WebRISE: MLLM生成Webアーティファクトのための要求誘導型状態評価

要旨

MLLMが生成するWebアーティファクトに対する既存のベンチマークは、局所的な証拠を通じてインタラクションを評価するが、ページの動作を決定する要求誘発状態と遷移を見落としている。我々はWebRISEを提案する。これは、タスク要求を実装非依存のブラウザ実行のための観測可能な状態、ユーザー意図遷移、DOM/ビジュアルアサーションからなるインタラクション契約グラフ（ICG）にまとめるものである。WebRISEは、5つの入力モダリティ（テキスト、マークダウン、スケッチ、画像、動画）にわたる442タスクを対象とし、5,495の遷移と5,271の要件チェックを含み、ユーザーが明示した機能と暗黙的なプロダクトレベルの制約を区別する。14のMLLMにおいて、最も強力なモデルでも遷移有効性は65.6%、要件カバレッジは66.3%に留まり、視覚品質は動作の代理指標とはならない（マークダウンにおけるQwen3.6-35B-A3B：V=80.8、T=15.5）。動画は最も強いインタラクション信号を与える（テキスト比+10.6ppの暗黙カバレッジ）一方、暗黙的制約は依然として残る。欠陥注入実験では、ICGベースのスコアリングがチェックポイント方式の評価よりも2～16倍の割合で状態エラーを検出することが示された。

English

Existing benchmarks for MLLM-generated web artifacts assess interaction through local evidence and miss the requirement-induced states and transitions that determine whether a page works.
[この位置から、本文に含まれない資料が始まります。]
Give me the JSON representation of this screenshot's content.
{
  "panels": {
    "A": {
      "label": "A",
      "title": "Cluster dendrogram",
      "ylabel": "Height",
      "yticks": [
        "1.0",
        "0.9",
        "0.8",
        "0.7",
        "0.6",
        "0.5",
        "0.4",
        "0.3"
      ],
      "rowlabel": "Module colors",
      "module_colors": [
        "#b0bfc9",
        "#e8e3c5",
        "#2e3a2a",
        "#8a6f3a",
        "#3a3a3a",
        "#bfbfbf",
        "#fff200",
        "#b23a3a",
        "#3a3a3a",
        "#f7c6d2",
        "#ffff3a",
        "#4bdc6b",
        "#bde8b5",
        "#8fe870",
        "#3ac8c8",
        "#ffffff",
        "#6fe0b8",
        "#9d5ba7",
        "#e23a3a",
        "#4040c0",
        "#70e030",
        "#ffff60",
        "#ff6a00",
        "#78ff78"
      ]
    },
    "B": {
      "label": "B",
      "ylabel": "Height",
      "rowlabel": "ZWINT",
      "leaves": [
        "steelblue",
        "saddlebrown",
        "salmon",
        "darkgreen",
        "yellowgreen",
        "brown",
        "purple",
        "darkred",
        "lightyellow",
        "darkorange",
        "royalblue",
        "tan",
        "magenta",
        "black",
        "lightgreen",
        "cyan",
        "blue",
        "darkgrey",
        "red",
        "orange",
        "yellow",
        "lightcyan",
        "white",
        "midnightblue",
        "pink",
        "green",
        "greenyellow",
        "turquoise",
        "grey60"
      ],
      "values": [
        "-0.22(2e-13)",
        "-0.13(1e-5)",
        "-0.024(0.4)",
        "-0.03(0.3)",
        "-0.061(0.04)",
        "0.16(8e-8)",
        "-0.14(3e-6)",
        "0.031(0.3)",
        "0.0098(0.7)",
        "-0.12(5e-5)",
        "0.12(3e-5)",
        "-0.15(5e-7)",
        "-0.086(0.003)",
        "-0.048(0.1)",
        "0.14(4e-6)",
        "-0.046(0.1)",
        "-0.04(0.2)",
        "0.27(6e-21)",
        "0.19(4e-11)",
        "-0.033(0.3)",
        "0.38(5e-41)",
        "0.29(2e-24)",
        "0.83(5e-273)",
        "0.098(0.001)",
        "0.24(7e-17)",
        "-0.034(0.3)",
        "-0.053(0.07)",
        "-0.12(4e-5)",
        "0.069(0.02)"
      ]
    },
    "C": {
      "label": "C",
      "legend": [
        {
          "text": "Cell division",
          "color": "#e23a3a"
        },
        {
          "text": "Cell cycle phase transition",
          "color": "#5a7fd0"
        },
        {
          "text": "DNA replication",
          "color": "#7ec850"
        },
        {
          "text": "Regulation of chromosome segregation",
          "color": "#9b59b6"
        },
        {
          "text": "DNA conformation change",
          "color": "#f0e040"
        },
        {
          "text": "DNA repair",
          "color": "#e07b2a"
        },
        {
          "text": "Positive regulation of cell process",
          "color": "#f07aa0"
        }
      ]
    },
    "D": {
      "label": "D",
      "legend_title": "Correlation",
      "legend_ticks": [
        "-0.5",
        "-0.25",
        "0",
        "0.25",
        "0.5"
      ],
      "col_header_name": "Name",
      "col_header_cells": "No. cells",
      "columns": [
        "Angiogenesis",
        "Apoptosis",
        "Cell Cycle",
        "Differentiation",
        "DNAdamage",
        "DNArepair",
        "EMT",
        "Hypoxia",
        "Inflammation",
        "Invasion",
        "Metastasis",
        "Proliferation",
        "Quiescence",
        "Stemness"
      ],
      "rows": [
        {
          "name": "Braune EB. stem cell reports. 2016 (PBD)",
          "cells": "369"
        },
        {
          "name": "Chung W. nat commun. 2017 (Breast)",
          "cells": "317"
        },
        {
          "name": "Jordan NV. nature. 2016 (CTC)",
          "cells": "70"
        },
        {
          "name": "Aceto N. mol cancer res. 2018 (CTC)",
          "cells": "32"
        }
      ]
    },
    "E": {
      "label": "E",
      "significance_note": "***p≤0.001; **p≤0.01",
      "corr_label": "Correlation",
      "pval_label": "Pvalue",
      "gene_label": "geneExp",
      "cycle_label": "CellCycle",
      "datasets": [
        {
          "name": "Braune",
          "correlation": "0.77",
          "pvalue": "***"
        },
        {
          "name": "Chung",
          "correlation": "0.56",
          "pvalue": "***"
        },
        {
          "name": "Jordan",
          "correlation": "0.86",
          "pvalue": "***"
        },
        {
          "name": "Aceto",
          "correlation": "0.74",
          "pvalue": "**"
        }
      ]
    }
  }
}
We introduce WebRISE, which compiles task requirements into Interaction Contract Graphs (ICGs) of observable states, user-intent transitions, and DOM/visual assertions for implementation-agnostic browser execution. WebRISE spans 442 tasks across five input modalities (Text, Markdown, Sketch, Image, Video), with 5,495 transitions and 5,271 requirement checks that separate user-stated functions from implicit product-level constraints. Across 14 MLLMs, even the strongest model reaches only 65.6% transition validity and 66.3% requirement coverage, and visual quality is no proxy for behavior (Qwen3.6-35B-A3B on Markdown: V=80.8 yet T=15.5). Video gives the strongest interaction signal (+10.6 pp implicit coverage over Text), while implicit constraints persist; defect injection shows ICG-based scoring detects state errors at 2-16x the rate of checkpoint-style evaluation.